The aquarium’s own Project Piaba encourages the trade under the slogan “Buy a fish, save a tree!” Cardinal tetras are abundant in the Brazilian Amazon, Tlusty explains, and catching them from the wild provides “69 percent of the local economy in an area the size of Pennsylvania in the middle of the Amazon.” They are a renewable resource.

But the conditions for a wild-caught trade vary from country to country, and species to species. India, in particular, has an abundance of small, fragmented habitats where it would be relatively easy for uncontrolled trade to wipe out an endemic species. (It’s also a sore point in India that where captive breeding programs for its species exist, they are generally concentrated abroad in Singapore, Hong Kong, and other centers of the ornamental fish industry.)

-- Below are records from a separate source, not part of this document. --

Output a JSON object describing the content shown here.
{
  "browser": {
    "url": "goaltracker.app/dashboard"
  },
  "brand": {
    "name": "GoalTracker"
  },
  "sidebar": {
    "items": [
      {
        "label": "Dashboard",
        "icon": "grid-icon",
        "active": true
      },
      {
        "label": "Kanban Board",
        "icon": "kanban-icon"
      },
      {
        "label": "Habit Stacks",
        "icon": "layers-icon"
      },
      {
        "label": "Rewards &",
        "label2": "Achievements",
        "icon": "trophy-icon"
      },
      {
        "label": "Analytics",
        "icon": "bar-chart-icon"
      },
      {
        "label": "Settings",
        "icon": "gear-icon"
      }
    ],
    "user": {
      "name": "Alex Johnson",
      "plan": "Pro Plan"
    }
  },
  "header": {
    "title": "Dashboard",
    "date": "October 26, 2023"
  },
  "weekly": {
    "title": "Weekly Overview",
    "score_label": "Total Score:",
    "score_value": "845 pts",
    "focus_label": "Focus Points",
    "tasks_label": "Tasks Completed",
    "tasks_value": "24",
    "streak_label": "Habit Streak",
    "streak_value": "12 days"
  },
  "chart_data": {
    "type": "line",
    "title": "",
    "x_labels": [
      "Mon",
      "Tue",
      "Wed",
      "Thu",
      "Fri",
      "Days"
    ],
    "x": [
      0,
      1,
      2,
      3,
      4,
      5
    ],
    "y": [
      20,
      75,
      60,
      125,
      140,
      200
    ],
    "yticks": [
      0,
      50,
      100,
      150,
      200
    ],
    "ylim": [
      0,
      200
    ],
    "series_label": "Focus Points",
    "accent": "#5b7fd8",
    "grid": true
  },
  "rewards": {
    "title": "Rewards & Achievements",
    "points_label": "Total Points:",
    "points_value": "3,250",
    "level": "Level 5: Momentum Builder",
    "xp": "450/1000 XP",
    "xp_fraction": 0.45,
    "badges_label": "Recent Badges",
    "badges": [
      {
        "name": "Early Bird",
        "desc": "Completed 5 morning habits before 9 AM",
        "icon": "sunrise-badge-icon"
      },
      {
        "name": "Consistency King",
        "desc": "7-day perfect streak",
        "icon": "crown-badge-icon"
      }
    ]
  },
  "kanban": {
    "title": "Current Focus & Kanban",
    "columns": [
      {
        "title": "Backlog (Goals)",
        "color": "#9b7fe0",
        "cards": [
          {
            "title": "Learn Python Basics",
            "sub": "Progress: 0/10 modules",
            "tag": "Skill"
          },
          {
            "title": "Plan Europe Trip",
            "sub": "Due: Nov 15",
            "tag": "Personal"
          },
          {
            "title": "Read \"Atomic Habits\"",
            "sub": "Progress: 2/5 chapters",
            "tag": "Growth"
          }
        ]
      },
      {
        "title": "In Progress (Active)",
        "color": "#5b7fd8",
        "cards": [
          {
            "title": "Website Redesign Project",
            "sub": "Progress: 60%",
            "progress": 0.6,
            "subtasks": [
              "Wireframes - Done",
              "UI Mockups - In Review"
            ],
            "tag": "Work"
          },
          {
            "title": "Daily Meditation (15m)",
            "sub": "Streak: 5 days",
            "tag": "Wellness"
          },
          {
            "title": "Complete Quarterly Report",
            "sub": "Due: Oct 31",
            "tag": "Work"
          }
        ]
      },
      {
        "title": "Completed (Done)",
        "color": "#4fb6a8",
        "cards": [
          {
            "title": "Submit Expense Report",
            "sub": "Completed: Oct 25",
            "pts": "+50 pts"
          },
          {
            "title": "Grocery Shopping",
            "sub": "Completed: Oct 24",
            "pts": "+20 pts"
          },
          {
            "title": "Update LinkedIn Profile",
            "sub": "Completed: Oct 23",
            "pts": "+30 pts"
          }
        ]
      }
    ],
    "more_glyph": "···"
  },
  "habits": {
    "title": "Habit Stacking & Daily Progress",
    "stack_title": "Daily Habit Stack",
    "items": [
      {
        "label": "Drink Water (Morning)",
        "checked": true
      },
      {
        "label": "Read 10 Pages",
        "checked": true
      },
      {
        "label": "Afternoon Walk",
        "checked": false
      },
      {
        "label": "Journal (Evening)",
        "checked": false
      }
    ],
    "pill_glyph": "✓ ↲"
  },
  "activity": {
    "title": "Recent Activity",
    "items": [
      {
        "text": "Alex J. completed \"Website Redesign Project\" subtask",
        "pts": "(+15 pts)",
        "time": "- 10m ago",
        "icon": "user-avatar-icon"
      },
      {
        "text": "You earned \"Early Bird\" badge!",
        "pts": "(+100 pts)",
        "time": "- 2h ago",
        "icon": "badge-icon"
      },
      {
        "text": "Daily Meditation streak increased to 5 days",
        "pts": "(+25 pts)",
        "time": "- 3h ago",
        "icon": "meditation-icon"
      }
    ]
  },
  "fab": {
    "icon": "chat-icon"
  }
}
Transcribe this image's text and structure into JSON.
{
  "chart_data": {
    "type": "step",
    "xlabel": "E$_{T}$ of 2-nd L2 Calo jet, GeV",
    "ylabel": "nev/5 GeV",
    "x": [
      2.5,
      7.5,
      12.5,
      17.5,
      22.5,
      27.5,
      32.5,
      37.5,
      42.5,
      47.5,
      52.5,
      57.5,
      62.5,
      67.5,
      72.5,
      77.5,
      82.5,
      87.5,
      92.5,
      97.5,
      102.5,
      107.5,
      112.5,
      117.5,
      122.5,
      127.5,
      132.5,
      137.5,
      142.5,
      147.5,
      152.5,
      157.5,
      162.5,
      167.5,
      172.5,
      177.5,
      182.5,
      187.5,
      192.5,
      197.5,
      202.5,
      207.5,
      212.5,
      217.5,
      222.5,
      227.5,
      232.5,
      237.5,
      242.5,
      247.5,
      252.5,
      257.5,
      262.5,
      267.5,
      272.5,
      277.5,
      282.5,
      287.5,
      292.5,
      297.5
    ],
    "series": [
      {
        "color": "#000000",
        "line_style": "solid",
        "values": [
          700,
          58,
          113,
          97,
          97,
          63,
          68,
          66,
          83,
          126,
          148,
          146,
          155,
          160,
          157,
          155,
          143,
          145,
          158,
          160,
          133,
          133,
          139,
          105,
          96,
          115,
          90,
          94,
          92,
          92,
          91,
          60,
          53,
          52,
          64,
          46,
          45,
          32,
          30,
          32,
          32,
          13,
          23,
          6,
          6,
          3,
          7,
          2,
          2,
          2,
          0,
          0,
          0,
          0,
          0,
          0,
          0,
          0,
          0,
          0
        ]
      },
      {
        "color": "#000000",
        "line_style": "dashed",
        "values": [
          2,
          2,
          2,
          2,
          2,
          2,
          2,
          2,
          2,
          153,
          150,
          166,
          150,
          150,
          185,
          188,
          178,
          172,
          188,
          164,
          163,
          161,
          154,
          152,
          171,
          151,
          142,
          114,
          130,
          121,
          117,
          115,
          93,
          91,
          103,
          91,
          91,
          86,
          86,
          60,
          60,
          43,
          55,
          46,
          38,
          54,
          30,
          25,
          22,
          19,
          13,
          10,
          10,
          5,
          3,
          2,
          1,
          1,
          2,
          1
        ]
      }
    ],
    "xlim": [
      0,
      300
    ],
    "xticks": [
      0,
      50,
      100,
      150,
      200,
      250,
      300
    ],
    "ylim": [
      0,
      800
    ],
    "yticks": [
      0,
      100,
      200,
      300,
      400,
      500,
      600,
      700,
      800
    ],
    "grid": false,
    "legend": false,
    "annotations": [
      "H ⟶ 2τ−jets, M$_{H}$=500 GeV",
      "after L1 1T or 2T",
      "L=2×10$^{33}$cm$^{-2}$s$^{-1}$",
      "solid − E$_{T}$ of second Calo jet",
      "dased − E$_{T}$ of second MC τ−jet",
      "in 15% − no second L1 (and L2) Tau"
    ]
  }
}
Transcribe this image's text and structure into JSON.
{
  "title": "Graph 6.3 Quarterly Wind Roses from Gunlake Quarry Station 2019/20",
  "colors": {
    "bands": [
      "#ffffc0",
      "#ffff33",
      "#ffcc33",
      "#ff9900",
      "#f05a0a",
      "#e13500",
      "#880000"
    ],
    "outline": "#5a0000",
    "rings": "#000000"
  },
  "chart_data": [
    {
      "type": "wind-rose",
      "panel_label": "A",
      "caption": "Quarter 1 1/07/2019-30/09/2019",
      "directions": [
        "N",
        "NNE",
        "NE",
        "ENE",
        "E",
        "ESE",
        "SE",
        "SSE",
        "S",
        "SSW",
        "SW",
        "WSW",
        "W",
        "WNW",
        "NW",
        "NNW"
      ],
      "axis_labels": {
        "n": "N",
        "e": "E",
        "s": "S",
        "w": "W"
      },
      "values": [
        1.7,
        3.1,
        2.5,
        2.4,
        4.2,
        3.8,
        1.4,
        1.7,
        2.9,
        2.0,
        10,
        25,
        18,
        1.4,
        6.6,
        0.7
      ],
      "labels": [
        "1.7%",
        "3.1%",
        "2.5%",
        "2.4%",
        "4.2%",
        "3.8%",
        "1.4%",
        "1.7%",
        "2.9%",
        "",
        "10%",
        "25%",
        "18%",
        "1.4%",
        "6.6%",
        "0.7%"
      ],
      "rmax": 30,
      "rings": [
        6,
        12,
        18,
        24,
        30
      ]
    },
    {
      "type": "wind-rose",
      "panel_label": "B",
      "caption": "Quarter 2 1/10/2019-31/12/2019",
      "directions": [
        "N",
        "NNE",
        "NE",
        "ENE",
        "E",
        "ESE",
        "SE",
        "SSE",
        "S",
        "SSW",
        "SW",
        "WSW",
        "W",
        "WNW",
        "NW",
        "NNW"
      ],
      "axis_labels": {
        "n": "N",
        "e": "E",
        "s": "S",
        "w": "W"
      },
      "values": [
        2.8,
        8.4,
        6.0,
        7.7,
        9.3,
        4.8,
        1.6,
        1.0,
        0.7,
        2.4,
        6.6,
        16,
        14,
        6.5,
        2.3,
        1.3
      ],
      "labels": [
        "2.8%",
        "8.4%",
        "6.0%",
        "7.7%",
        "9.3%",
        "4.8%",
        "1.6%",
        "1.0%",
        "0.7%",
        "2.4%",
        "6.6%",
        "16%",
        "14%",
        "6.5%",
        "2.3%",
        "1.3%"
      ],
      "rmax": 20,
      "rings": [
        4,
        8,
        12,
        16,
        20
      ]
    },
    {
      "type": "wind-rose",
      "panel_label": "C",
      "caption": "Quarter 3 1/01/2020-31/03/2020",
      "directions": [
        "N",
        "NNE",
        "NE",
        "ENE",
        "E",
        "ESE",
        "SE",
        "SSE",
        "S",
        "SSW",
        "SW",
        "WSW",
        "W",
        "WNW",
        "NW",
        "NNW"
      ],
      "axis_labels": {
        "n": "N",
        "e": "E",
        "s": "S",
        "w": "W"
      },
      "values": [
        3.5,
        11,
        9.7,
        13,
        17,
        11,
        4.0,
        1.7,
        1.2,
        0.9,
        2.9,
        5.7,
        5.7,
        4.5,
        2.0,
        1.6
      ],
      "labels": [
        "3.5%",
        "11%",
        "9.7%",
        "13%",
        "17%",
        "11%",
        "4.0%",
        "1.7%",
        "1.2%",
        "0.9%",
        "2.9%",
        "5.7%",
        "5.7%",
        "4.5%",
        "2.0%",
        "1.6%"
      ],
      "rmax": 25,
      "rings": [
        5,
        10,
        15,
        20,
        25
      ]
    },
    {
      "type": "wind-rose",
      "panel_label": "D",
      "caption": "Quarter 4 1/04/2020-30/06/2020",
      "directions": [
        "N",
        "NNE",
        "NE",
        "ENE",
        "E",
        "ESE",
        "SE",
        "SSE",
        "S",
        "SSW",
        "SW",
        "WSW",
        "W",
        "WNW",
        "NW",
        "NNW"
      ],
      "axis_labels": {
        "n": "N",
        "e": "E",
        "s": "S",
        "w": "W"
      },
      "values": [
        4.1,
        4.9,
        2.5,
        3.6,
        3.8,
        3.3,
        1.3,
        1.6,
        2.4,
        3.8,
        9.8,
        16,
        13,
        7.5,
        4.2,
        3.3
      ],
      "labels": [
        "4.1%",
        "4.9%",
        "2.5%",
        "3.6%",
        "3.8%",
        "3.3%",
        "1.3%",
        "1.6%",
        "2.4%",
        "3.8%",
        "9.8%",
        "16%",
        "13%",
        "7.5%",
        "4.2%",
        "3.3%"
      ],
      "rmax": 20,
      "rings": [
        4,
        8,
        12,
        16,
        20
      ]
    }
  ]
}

To clean up the business, the new study recommends a better system of digital data-tracking, with every shipment including the species name, capture location, size of the specimens, and the names of the collector and exporter. That system should also include communication between countries on both ends of the trade.

Right now, says Tlusty, overwhelmed customs inspectors in the United States tend to get a 70-page paper invoice and a few minutes to make sense of a large shipment that may include any of 1,800 fish species now commonly traded. Even a trained ichthyologist would struggle to make some of the finer species distinctions. Inspectors just get frustrated, or give up.

What’s needed, says Tlusty, is an electronic system that can compare the species listed on an invoice with a database of threatened and endangered species. That kind of system could also tip inspectors off to a problem. “This box says it contains 40 goldfish, but it’s too heavy to be just 40 goldfish.” The system could also alert inspectors to companies or countries that have caused problems in the past. So even if only a small percentage of shipments gets inspected, those inspections would be targeted to likely trouble spots.

Misidentifications and deliberate mislabeling are frequent problems (some shipments are simply labeled “ornamental fish”). So one recent study proposes using DNA barcoding to identify species quickly and economically. But barcoding can require killing a sample fish. So another study out this month in the journal Biological Invasions suggests instead that it’s possible to get a genetic identification for the species in a shipment just by sampling the water in which they have been swimming. Those kinds of inspections could take place on a highly automated basis.

One hitch for all of these proposals is that government inspectors, like other federal workers, are feeling intense budget pressure. On the other hand the aquarium fish trade continues to prosper, doing a $15-30 billion business annually worldwide. In keeping with the zen image of the hobby, trade associations frequently talk the talk about environmentally responsible practices. So maybe now the industry will step up and walk the walk.

Alternatively, the U.S. Fish and Wildlife Service could begin to encourage compliance by prosecuting pet stores and dealers. (It would be a relatively easy high school or college science project to get barcoding samples from the fish sold by local retailers, the way students now do barcoding studies to identify mislabeled species in the edible fish business.) The penalty under the Endangered Species Act for selling an endangered species can be as high as $50,000 and a year in prison per infraction—and that could make for some very expensive pet fish.